The Prince of Wales, the next head of the Church of England, has flown to Rome to join 20,000 Catholics at the ceremony.
Charles is also due to meet Pope Francis and is later expected to make a speech paying tribute to Cardinal Newman and his values.
During the day, Charles will meet Melissa Villalobos, who recovered from life-threatening pregnancy complications after praying to Cardinal Newman.
Also in attendance will be Deacon Jack Sullivan, whose recovery from a serious spinal condition was also attributed to Newman.
In an article yesterday, the Prince said that the canonisation ‘will be a cause for celebration, not merely for Catholics but for all who cherish the values by which he was inspired’.
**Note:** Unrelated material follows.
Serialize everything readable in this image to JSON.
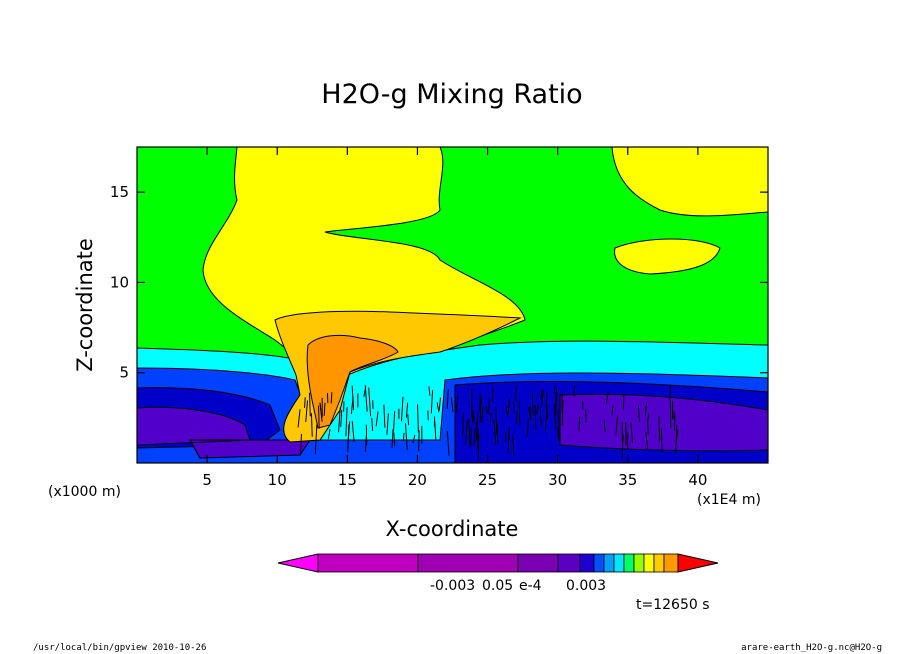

He also said ‘[Newman's] example is needed more than ever’ – and that ‘whatever our beliefs or tradition, we can be thankful for the gifts that [he has] shared’.
The Cardinal had left a 'lasting legacy' as an educator, and the Catholic community owed 'an incalculable debt to his tireless work'.
He guided the church back to its Catholic roots while still being open to learning from Anglican traditions such as the role of the laity.
The Prince added how people find the Cardinal a 'powerful ally' who 'championed the individual conscience against an overwhelming relativism' - whose book The Idea of a University is still 'defining' today.
He told L'Osservatore Romano: 'And perhaps most relevantly of all at this time, when we have witnessed too many grievous assaults by the forces of intolerance on communities and individuals, including many Catholics, because of their beliefs, [Newman] is a figure who stood for his convictions despite the disadvantages of belonging to a religion whose adherents were denied full participation in public life.
'Through the whole process of Catholic emancipation and the restoration of the Catholic Church hierarchy, he was the leader his people, his church and his times needed.'
Cardinal Newman was a Church of England priest before converting to Catholicism in 1845 and is seen as a bridging figure between Anglicanism and Catholicism.
When he died in 1890, thousands took to the streets for his funeral procession.
The most recently declared British saint, in 1976, was John Ogilvie, a Scottish martyr who died in 1615.